Qualitative comparison between COCO and FuseCap. FuseCap hallucinates entire people and clothing items that do not exist.

Conclusion: The Double-Edged Sword

This research serves as a crucial “check engine” light for the computer vision community. We are currently in an era where we assume that using LLMs to expand our datasets is a free win.

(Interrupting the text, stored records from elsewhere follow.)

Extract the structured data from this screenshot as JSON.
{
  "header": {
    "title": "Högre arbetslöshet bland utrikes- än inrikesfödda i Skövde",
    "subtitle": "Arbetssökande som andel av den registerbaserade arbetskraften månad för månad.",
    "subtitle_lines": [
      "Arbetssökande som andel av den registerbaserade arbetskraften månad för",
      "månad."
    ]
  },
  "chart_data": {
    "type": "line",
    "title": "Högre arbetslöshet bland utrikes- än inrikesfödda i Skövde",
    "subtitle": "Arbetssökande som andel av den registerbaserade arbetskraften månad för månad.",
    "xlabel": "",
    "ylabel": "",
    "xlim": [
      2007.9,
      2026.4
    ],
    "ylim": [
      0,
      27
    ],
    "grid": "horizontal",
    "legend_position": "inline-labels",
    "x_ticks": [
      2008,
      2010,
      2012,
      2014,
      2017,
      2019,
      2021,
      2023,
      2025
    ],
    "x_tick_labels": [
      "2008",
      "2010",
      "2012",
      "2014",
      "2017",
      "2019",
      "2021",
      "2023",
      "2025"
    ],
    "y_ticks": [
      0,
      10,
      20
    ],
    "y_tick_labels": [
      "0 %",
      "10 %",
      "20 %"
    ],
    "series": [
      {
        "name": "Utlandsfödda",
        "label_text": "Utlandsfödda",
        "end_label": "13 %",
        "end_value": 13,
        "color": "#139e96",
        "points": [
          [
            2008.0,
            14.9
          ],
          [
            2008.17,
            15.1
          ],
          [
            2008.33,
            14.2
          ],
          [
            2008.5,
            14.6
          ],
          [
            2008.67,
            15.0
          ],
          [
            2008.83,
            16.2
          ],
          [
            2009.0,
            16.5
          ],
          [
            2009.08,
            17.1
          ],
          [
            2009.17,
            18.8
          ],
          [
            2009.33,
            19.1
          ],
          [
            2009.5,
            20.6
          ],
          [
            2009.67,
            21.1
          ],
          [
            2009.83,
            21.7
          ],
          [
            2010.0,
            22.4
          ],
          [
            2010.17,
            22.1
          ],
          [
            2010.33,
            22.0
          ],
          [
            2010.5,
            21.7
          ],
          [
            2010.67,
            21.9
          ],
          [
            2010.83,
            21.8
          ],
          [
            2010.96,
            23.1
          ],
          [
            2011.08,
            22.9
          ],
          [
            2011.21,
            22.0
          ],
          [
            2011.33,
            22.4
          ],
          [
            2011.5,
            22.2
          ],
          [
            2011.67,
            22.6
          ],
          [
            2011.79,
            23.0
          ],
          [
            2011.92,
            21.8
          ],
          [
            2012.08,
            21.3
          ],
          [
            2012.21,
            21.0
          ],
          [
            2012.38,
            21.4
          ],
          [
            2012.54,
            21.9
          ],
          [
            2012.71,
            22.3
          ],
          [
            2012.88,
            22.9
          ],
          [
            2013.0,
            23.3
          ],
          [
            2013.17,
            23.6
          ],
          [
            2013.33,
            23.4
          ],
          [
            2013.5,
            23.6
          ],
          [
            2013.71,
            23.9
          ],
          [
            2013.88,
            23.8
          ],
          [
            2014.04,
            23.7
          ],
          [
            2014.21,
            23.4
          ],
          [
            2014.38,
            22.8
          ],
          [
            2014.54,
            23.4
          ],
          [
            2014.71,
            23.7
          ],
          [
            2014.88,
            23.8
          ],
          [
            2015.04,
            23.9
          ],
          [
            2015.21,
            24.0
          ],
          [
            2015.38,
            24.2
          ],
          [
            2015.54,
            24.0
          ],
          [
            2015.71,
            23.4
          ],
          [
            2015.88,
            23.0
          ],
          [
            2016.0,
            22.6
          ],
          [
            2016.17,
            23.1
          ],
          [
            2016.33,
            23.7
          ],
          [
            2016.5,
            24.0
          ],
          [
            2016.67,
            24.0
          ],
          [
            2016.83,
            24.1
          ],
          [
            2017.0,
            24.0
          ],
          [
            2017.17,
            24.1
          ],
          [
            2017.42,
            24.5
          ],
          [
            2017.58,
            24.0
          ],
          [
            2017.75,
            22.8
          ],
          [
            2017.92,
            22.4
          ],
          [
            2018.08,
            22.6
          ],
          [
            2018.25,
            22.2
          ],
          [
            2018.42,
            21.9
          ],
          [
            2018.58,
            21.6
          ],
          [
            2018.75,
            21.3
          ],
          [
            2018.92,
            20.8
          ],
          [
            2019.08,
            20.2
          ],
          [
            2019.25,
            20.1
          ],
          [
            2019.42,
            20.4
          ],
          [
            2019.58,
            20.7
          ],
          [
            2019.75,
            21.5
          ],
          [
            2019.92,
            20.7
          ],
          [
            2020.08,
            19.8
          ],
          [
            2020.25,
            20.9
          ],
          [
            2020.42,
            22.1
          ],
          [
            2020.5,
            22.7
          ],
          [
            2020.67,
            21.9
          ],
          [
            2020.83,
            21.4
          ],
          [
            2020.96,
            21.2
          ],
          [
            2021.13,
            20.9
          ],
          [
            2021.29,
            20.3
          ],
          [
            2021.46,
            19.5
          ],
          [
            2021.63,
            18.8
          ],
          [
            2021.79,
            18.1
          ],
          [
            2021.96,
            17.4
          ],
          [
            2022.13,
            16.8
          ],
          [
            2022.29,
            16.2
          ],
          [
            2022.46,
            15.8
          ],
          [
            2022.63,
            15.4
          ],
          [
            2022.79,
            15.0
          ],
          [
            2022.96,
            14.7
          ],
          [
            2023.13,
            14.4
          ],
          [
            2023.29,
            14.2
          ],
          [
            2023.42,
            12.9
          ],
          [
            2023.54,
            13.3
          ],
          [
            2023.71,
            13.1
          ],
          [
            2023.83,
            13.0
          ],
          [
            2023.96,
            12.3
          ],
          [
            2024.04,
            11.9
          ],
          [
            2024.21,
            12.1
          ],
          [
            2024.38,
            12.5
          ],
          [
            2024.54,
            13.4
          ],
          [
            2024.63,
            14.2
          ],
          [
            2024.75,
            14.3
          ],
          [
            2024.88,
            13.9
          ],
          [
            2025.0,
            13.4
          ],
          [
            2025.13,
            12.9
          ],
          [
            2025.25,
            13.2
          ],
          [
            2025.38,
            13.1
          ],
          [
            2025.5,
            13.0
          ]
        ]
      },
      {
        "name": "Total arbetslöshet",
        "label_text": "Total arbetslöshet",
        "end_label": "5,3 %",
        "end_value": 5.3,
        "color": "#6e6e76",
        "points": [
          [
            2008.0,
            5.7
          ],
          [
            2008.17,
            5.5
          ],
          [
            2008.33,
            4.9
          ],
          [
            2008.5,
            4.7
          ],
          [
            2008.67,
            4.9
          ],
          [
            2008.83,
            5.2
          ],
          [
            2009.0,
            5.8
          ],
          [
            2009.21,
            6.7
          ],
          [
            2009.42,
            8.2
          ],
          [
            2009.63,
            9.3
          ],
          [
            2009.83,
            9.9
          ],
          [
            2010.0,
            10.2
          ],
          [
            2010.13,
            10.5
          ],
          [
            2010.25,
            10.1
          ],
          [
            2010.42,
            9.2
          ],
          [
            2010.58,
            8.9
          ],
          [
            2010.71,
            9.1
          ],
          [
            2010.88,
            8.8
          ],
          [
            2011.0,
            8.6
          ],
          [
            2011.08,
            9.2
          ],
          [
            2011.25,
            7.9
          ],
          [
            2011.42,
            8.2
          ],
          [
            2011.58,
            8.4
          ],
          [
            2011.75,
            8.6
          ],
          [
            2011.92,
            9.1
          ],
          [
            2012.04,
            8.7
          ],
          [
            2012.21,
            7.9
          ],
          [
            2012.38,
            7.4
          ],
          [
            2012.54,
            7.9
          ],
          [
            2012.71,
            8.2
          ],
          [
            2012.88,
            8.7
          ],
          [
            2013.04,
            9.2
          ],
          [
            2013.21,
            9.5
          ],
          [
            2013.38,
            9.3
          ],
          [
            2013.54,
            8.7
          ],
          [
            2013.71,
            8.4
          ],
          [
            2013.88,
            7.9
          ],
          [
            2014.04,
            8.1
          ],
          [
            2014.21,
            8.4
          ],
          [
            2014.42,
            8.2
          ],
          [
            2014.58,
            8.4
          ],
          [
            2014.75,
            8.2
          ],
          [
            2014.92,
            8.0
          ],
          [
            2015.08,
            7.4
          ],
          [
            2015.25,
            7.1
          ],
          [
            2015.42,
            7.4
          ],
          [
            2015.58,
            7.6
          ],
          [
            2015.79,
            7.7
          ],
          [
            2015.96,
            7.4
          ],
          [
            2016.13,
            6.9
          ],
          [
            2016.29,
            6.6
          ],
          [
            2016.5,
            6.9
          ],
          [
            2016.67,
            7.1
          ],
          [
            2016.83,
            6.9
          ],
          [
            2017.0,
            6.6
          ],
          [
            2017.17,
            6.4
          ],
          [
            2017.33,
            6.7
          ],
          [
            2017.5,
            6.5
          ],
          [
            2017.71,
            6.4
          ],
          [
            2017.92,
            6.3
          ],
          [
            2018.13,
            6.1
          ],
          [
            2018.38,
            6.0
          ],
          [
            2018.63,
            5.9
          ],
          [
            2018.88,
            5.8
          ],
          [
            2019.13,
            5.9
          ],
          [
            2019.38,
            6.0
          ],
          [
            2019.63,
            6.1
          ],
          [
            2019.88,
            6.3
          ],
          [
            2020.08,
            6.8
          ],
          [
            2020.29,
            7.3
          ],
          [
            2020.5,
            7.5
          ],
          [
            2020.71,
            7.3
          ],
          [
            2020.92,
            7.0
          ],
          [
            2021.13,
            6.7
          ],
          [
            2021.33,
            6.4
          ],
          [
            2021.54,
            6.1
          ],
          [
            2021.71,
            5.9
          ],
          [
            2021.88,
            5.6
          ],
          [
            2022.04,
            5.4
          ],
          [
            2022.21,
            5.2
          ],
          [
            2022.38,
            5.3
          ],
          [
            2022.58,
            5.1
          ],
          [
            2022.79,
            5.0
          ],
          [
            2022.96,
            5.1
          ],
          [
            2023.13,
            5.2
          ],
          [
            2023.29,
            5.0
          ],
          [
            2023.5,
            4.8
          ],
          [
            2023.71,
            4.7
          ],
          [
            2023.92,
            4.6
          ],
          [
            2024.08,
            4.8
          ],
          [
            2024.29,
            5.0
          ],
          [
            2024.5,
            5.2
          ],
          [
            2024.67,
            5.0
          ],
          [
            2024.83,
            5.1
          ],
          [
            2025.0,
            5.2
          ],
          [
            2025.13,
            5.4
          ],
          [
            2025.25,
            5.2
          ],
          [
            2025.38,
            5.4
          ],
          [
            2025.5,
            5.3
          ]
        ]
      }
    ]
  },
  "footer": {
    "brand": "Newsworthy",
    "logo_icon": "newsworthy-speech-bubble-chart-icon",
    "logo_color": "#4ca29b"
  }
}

The authors conclude that while Generative Caption Enrichment (GCE) does improve the descriptiveness of captions (higher recall), it introduces a “dark side”:

  1. Exacerbated Gender Bias: LLMs inject stereotypes into image descriptions.
  2. Increased Hallucination: The drive for detail leads to fabrication.
  3. Downstream Amplification: Models trained on this data don’t just copy these errors; they magnify them.

What should we do?

The authors suggest that we cannot rely solely on automated enrichment. We need:

  • Human-in-the-loop systems: To verify and correct LLM outputs.
  • Better Metrics: We need to measure bias and hallucination as standard practice, not just recall or accuracy.
  • Balance: We must strike a balance between descriptive richness and factual integrity.

As we build the next generation of Vision-Language Models, we must remember: a picture is worth a thousand words, but only if those words are true.